Entre os liberados estão quatro integrantes da delegação brasileira, sendo três mulheres e um homem, presos na última semana e impedidos de receber auxílio de representantes da diplomacia e de advogados de defesa. São eles: Beatriz Moreira, militante do Movimento de Atingido por Barragens; Ariadne Teles, advogada de direitos humanos e coordenadora da GSF no Brasil; Thainara Rogério, desenvolvedora de software, nascida no Brasil e cidadã espanhola; e Cássio Pelegrini, médico pediatra.
A GSF afirmou que a libertação deve servir de lembrança do que a mobilização global e a pressão política consistente podem alcançar, e defendeu a continuidade dessas ações até que os mais de 9,6 mil prisioneiros políticos palestinos sejam libertados e o cerco e a ocupação cheguem ao fim.
Na quarta-feira (20), o governo brasileiro divulgou nota pedindo a soltura imediata do grupo e condenando o que chamou de tratamento degradante e humilhante dispensado por autoridades israelenses, em particular pelo ministro da Segurança Interna de Israel, Itamar Ben Gvir.
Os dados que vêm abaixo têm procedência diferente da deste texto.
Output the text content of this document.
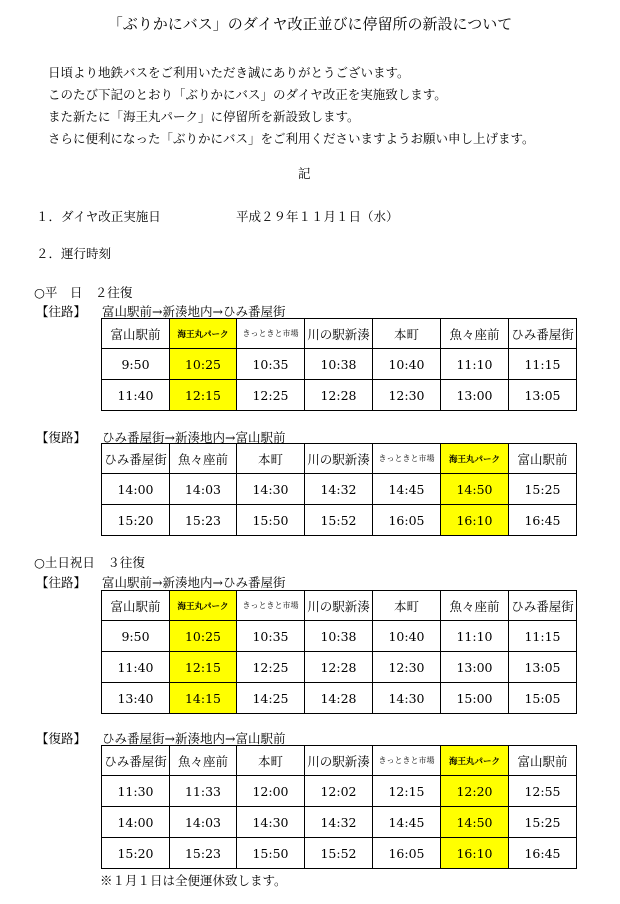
「ぶりかにバス」のダイヤ改正並びに停留所の新設について
日頃より地鉄バスをご利用いただき誠にありがとうございます。
このたび下記のとおり「ぶりかにバス」のダイヤ改正を実施致します。
また新たに「海王丸パーク」に停留所を新設致します。
さらに便利になった「ぶりかにバス」をご利用くださいますようお願い申し上げます。
記
１．ダイヤ改正実施日	平成２９年１１月１日（水）
２．運行時刻
○平　日　２往復
【往路】 富山駅前→新湊地内→ひみ番屋街
富山駅前	海王丸パーク	きっときと市場	川の駅新湊	本町	魚々座前	ひみ番屋街
9:50	10:25	10:35	10:38	10:40	11:10	11:15
11:40	12:15	12:25	12:28	12:30	13:00	13:05
【復路】 ひみ番屋街→新湊地内→富山駅前
ひみ番屋街	魚々座前	本町	川の駅新湊	きっときと市場	海王丸パーク	富山駅前
14:00	14:03	14:30	14:32	14:45	14:50	15:25
15:20	15:23	15:50	15:52	16:05	16:10	16:45
○土日祝日　３往復
【往路】 富山駅前→新湊地内→ひみ番屋街
富山駅前	海王丸パーク	きっときと市場	川の駅新湊	本町	魚々座前	ひみ番屋街
9:50	10:25	10:35	10:38	10:40	11:10	11:15
11:40	12:15	12:25	12:28	12:30	13:00	13:05
13:40	14:15	14:25	14:28	14:30	15:00	15:05
【復路】 ひみ番屋街→新湊地内→富山駅前
ひみ番屋街	魚々座前	本町	川の駅新湊	きっときと市場	海王丸パーク	富山駅前
11:30	11:33	12:00	12:02	12:15	12:20	12:55
14:00	14:03	14:30	14:32	14:45	14:50	15:25
15:20	15:23	15:50	15:52	16:05	16:10	16:45
※１月１日は全便運休致します。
O Itamar Ben Gvir se referiu à interceptação, em águas internacionais, das embarcações da flotilha e à detenção de seus participantes como ações ilegais, e cobrou a libertação imediata de todos os ativistas detidos, incluindo os quatro brasileiros.
A GSF é uma coalizão internacional de movimentos civis que organiza missões marítimas e terrestres para levar mantimentos e suporte à Gaza, após os bloqueios impostos por Israel. O movimento ganhou repercussão no Brasil após a prisão do ativista Thiago Ávila, que foi solto e retornou ao país no último dia 12.